You are viewing a plain text version of this content. The canonical link for it is here.
Posted to dev@zookeeper.apache.org by Edward Ribeiro <ed...@gmail.com> on 2013/02/13 21:40:41 UTC

DataTree

Hi folks,

I was reading DataTree code last night, and I would like to ask some
snippets I didn't understand, so, please, bear with me, and excuse me in
advance if I say something stupid. I am still finding my way through the
code base.

1. createNode()

 480 HashSet<String> list = ephemerals.get(ephemeralOwner); 481 if (list ==
null) { 482 list = new HashSet<String>();
483ephemerals.put(ephemeralOwner, list);
484 } 485 synchronized (list) { 486 list.add(path); 487 }

The snippet above includes the path in the list of ephemeral nodes, and
creates an entry for that specific ephemeralOwner (lines 481-484), if it
doesn't exists. Suppose that "ephemerals" is initially empty for a given
ephemeralOwner, and you have two threads arriving, at roughly the same
time, at line 481. Both will modify the same entry (ephemeralOwner), that
is empty, so they will create a new List at line 482.

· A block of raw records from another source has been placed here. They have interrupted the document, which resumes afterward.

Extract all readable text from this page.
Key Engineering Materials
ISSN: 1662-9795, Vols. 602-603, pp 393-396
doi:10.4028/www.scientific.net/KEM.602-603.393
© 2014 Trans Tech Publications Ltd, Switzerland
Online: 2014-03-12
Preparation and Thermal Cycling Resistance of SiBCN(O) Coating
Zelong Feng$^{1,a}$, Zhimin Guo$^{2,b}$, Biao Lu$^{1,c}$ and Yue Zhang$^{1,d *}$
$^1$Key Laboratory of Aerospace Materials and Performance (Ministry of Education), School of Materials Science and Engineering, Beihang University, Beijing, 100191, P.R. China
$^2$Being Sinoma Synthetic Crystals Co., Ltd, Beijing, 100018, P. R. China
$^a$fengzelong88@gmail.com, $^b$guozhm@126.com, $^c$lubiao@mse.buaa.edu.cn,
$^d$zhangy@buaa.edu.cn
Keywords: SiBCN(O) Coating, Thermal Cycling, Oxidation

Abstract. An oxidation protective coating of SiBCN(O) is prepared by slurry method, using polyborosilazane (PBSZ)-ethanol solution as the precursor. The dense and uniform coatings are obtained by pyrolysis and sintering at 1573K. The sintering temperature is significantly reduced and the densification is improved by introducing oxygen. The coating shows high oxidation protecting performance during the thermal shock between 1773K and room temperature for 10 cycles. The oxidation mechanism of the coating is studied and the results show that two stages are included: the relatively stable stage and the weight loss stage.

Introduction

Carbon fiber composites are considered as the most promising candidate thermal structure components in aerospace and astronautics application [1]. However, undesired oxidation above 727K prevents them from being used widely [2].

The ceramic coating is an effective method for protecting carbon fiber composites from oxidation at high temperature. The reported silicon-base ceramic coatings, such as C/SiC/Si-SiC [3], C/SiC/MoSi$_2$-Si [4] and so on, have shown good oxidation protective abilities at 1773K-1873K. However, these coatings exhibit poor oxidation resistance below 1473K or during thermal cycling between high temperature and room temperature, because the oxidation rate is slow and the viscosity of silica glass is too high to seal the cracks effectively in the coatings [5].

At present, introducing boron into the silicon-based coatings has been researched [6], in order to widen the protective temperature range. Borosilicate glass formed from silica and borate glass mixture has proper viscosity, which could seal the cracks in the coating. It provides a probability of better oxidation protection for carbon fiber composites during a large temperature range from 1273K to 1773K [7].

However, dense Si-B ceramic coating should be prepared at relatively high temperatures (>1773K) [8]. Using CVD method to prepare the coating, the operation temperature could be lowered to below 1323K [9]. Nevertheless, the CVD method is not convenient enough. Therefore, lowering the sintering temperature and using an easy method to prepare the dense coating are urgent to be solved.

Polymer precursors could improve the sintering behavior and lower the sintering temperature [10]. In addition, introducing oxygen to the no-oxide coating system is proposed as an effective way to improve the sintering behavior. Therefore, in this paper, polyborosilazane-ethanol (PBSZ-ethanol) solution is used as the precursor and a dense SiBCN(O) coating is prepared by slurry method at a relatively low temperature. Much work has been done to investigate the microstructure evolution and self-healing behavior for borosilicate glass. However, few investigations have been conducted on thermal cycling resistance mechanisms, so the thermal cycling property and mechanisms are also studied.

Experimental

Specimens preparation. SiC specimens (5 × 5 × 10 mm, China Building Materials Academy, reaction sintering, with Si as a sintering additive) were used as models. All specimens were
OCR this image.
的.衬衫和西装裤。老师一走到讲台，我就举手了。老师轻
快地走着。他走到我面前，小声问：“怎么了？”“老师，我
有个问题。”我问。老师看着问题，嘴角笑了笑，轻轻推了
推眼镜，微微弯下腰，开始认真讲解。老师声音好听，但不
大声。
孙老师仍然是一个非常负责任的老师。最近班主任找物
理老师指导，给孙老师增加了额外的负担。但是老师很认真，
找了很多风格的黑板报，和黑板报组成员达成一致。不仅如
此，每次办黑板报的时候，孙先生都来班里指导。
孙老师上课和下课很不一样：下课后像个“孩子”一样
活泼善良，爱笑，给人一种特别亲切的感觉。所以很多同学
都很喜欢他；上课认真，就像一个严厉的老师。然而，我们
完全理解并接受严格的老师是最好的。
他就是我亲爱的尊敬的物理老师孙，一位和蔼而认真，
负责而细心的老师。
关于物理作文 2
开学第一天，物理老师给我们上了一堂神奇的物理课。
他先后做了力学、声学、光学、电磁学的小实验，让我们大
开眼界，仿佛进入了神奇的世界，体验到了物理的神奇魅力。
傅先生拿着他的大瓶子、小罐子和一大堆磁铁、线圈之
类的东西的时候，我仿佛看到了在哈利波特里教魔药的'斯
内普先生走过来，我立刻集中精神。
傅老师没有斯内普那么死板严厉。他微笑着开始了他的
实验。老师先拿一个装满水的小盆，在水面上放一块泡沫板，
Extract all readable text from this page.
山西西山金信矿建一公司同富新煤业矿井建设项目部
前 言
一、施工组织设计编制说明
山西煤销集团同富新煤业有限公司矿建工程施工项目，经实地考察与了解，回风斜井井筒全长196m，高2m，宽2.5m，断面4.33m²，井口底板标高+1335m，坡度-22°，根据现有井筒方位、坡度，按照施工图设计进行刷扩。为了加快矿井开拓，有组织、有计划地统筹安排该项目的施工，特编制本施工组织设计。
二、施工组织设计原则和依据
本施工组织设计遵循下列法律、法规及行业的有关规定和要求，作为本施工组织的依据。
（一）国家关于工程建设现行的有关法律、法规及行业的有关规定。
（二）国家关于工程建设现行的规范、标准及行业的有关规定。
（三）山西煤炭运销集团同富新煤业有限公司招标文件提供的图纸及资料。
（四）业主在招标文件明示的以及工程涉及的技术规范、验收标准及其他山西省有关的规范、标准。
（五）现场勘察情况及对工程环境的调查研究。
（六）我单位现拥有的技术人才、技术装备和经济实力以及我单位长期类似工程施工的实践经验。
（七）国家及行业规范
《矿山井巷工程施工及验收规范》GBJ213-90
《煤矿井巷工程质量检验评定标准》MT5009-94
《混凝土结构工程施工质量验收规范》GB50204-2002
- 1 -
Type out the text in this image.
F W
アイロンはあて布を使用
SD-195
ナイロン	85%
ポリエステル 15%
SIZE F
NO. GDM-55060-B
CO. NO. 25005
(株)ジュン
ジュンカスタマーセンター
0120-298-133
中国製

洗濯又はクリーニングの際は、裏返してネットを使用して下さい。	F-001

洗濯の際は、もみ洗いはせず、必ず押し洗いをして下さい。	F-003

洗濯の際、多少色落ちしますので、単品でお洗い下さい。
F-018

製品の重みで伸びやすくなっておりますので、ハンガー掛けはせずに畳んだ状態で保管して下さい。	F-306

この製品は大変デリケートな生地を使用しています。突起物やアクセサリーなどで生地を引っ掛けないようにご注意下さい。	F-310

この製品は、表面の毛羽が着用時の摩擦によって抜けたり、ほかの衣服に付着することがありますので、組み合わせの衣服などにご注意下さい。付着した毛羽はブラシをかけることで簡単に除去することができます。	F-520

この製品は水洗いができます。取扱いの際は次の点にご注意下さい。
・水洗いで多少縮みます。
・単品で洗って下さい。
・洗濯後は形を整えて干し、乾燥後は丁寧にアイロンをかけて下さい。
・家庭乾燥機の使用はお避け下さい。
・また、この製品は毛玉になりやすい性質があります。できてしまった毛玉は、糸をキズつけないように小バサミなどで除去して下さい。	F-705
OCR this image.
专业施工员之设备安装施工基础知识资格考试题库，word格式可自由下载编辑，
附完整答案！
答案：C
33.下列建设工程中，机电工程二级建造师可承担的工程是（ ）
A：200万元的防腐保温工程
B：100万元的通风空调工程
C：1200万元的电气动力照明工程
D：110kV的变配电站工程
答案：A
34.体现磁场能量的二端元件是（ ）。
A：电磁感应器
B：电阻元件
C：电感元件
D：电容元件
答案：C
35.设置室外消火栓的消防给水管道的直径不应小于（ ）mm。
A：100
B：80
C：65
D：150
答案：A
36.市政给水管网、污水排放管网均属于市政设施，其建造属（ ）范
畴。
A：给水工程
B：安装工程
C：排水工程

So far, no problem, because "ephemerals" is a ConcurrentMap so the access
will be thread fase, and the last write will win (overriding the previous
one). The first problem is that as each thread created its own "list" then
each one will synchronize on a different "list" reference at line 485
(defeating the purpose of synchronized for this specific case).

Even here there's no problem because each thread is modifying its own copy
of "list", but as one of the was overwritten at "ephemerals" then one of
the paths will be eventually be lost (because its "list" was overwritten
and not more present in "ephemerals"). I don't know if this specific
situation is really feasible or once in a million chance -- I suppose it
can happen  because if the code is synchronizing at line 485 then it says
it's possible that two threads alter the same Set<String> at the same time.
Again, excuse me and ignore this message, if I said something really
stupid. I am still finding my way through the code base. :)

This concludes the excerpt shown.